Lending Works plans to increase its headcount from 40 to around 100 in the next couple of years, while eyeing annual lending of approximately £1bn over the next five years.
In a note to investors, the peer-to-peer lending platform said that it intends to “continue to invest heavily in our people and product with the objective of offering attractive and stable loss-adjusted yields to investors.”
Last week Lending Works announced that it was being acquired by fund manager Intriva Capital, which focuses on special situations and distressed investment strategies across Western Europe.
Lending Works told investors that the acquisition will also help the platform to diversify its funding base by opening up other forms of institutional capital.
“This offers an indirect benefit to our retail investors as it will enable us to scale up the business significantly, therefore making it more resilient,” said the investor note.
“As has always been the case, retail investors will never be disadvantaged by institutional lenders joining the platform. Loans are allocated to different lenders at random, and no lender is able to actively select loans or have any form of competitive advantage in picking the best loans.”
The note added that Intriva “fully supports” Lending Works’ growth plans, and “will provide the company with the resources needed to achieve its objectives.”
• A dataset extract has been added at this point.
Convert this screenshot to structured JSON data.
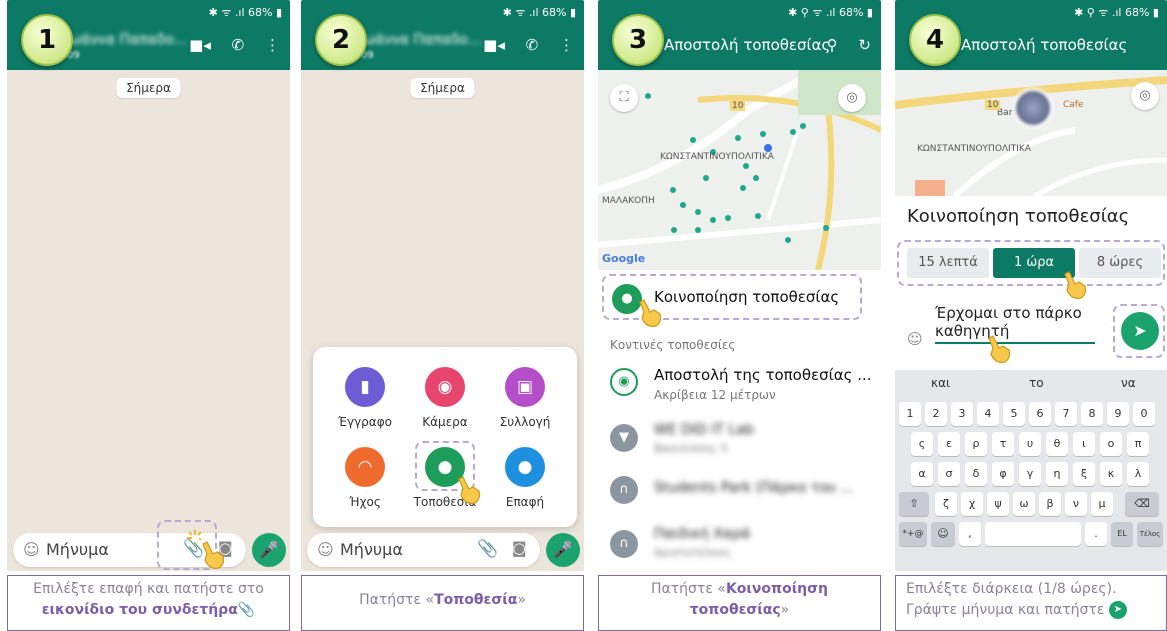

However, the platform was unable to tell investors when it would be exiting the ‘normalisation period’ – a recently extended period of time during which all new lending has been paused.
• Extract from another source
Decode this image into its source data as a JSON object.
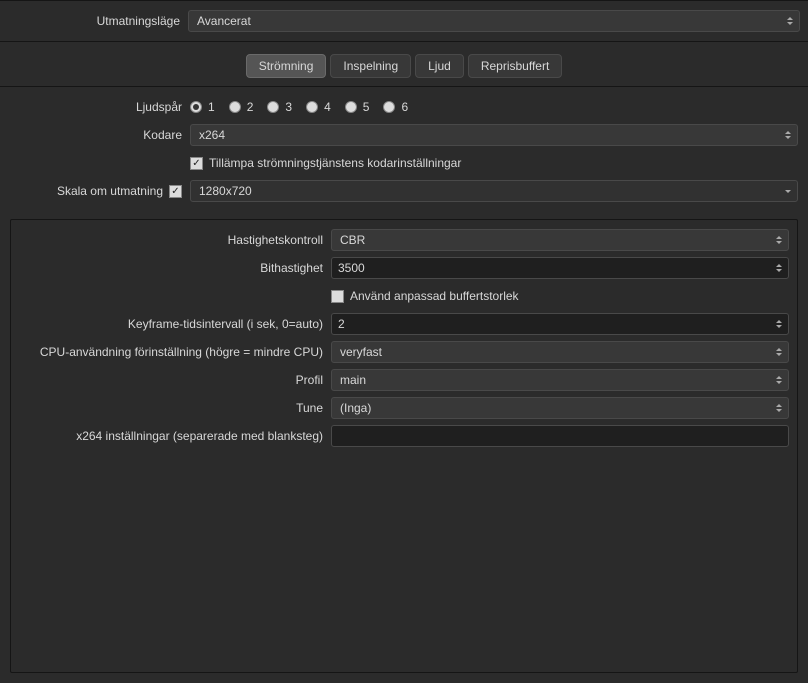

“There remains significant uncertainty in the economy and credit markets due to the coronavirus crisis, and we continue to work hard to protect your investments,” said the platform.
“We are conscious that at this moment in time you will want to know when we will exit the ‘normalisation period’, what the performance of your investment and the loan portfolio will be, and have certainty for the future. All of these things will be communicated as soon as we possibly can.”